At moments, the best single mother there is.

If we all could be so selfless.

It's cold as an Eskimo's nuts outside, colder, but the weather hasn't thinned the crowd. We (the
we
being me and Kim) check in and luck out on seats beside an über-pregnant woman that's putting a whole lot of pressure on the seams of her long dress. The lady has two tykes with her, neither of them old enough to tie their shoes. Old enough to tear up some shit, though, and they're working at it with toddler flair: tugging things off the tables, pushing the cold button on the water cooler, ripping jagged pages out of pamphlets. On a break from a reign of infant terror, one of them wobbles over by me and yanks at my pants.

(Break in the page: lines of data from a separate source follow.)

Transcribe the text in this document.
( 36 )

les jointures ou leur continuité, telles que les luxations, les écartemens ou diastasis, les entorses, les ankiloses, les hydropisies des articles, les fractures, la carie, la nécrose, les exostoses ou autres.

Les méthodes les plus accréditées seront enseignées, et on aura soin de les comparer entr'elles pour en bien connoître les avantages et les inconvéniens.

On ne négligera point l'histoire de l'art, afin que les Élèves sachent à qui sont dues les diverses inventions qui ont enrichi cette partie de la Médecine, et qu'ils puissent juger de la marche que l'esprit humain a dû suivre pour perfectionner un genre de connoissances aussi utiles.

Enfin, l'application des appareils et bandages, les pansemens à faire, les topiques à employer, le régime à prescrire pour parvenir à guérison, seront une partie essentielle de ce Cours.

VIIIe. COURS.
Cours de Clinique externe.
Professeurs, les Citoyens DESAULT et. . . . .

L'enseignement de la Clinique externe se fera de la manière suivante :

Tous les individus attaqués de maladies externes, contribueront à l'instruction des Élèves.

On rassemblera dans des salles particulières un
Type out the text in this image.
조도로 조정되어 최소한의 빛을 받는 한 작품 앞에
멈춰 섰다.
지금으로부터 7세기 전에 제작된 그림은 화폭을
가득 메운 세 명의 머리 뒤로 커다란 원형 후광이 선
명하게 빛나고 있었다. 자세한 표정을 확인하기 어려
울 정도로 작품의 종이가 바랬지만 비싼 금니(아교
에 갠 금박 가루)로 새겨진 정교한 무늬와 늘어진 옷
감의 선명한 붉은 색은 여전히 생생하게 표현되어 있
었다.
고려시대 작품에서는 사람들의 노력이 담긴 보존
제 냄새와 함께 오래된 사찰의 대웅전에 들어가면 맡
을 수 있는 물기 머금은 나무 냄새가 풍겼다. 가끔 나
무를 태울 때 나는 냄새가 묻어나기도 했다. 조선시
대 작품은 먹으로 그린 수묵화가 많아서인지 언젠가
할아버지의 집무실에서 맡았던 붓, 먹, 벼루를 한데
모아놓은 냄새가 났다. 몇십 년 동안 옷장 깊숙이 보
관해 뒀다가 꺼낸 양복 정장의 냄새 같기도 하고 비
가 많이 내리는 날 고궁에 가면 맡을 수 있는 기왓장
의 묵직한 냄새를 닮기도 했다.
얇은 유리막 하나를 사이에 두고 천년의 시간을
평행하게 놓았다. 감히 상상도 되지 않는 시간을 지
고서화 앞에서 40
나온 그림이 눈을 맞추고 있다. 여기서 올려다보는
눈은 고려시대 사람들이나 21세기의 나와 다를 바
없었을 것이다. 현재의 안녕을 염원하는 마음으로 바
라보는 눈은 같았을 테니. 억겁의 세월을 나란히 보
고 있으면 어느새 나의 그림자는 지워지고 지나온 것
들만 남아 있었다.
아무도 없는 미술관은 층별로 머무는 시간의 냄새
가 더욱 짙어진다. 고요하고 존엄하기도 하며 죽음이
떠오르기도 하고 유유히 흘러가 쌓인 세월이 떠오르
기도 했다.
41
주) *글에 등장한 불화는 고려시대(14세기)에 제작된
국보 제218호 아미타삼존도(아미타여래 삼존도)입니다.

Are you okay? he says, craning up and flashing a jagged-spaced grin. Yes, I'm okay, I say. Mommy say we get grocery, he says. You take us get grocery? Before I can answer, his mother approaches shouting his name (something multisyllabic a linguist would have a tough time pronouncing) and draws the little man backwards. These boys, she says, and shakes her head. Oh my gosh, my boys.